Guest Author - Jim Lowrance
I just completed the reading of a wonderful book on the subject of hypothyroidism by “C Phillips and D Roach”, twin sisters, who developed hypothyroidism during childhood and have now entered the age of their 40s (born in 1968). The book is entitled; “Hypothyroidism in Childhood and Adulthood”.
These two women have kept diaries since youth, detailing their hormone therapy treatments for hypothyroidism and their information in my opinion should be used by medical research groups in studying and improving thyroid hormone replacement therapy for hypothyroid patients, both youths and adults.
When these women were young girls, they were treated with synthetic T-4 hormone replacement and dosed with the medication, to suppress their TSH levels. Thyroid Stimulating Hormone (TSH) is the pituitary hormone that reflects thyroid hormone levels and decreases to a lower level when thyroid hormone levels increase in the body. Their treatment as youths placed their TSH levels at undetectable levels but at the same time, greatly relieved their hypothyroid symptoms. This is supposed to be the goal of treatment however, during a blood retest of their TSH, a treating GP decided to reduce their dose out of fear that their suppressed TSH levels reflected the possibility that they would experience osteoporosis (a possibility with over-treatment). This dose change at youth began an incredible journey for both of these girls.
Following their dose decrease, they fell into severe hypothyroid symptoms but were told the symptoms were actually from the need for that dose decrease. When the symptoms were not relieved after several months, the girls insisted upon reevaluation of their treatment. Their symptoms had become so, severe as to make them disabled and also required that they see other specialized doctors for severe joint pain (mainly in their arms, hands and backs). A new private doctor they were referred to at one point increased their thyroxine/T-4 level but to a level still below the dose-level that brought them much better symptom relief. Their doses were eventually returned to that original level but unlike the results they had at their earlier ages, at the hands of a pediatrician they did not experience significant symptom relief of their hypothyroidism although they were much improved. Their newer treating doctor began a trial of T-3 therapy (triiodothyronine), added to their T-4 and began to wean them off the T-4, eventually replacing them with T-3 only. The girls again experienced a significant degree of symptom relief but were still in need of much more improvement from their hypothyroid symptoms.
The girls who became women, were eventually administered a combination T-3 and T-4, hormone replacement medication, porcine derived (processed pig thyroid glands), called “Armour Thyroid”. This is in fact the brand of thyroid medication I take and they saw the most significant relief of their hypothyroid symptoms since childhood. I take from their final chapters of their book that they still have room for improvement but they have regained much of the activities important to life. Both of them have also achieved Bachelor Degrees of Science and are now better able to attend family events and live more satisfying lives since experiencing their much-needed improvement. You’ll note in some of my own articles, I point out the fact that some patients see more improvement on T-3/T-4 combination hormone therapy and this book is another confirmation of that.
This book is greatly interesting and the ladies have photographs included in the book, showing the difference between the girls, when one first experienced hypothyroidism, before the other. The stunted growth this caused in the twin that first became ill is remarkable but this twin caught up with her sister in development, once treated with thyroid hormone therapy.
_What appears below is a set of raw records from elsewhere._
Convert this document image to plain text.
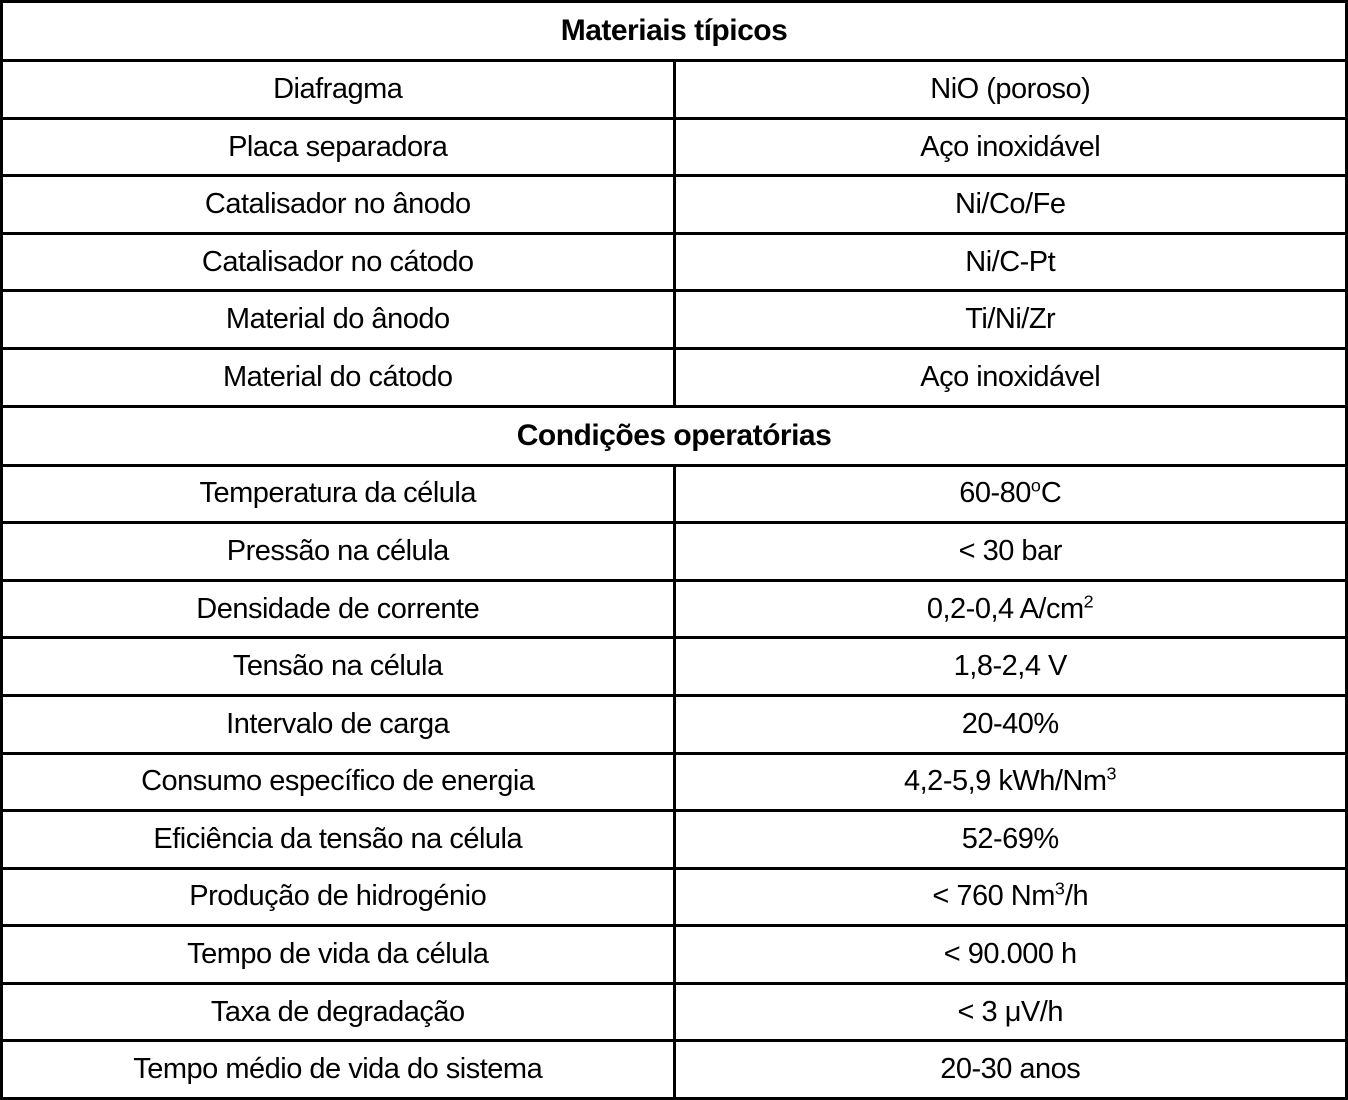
Materiais típicos	
Diafragma	NiO (poroso)
Placa separadora	Aço inoxidável
Catalisador no ânodo	Ni/Co/Fe
Catalisador no cátodo	Ni/C-Pt
Material do ânodo	Ti/Ni/Zr
Material do cátodo	Aço inoxidável
Condições operatórias	
Temperatura da célula	60-80$^o$C
Pressão na célula	< 30 bar
Densidade de corrente	0,2-0,4 $A/cm^2$
Tensão na célula	1,8-2,4 V
Intervalo de carga	20-40%
Consumo específico de energia	4,2-5,9 kWh/Nm$^3$
Eficiência da tensão na célula	52-69%
Produção de hidrogénio	< 760 Nm$^3$/h
Tempo de vida da célula	< 90.000 h
Taxa de degradação	< 3 μV/h
Tempo médio de vida do sistema	20-30 anos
They also include symptom and lab test graphs that detail their treatments over the years.
I commend these women for a book that so intelligently details the treatment of their hypothyroidism and how they detail much of this in a medical study type format. I feel the important message this book sends includes the importance in doctors not treating patients using the TSH-only test. I also believe it conveys the importance in doctors not overreacting to possibilities such as the development of osteoporosis from over-treatment because this can be monitored (as it was in their case) using lab testing as well. If patients are experiencing significant symptom relief their thyroid hormone dose should not be adjusted with decreases in dose unless absolute proof of over-treatment is presented. An imbalance caused by radical dose changes, can cause an imbalance that is ongoing and not easily correctable.
This book is a great read for thyroid patients and doctors alike!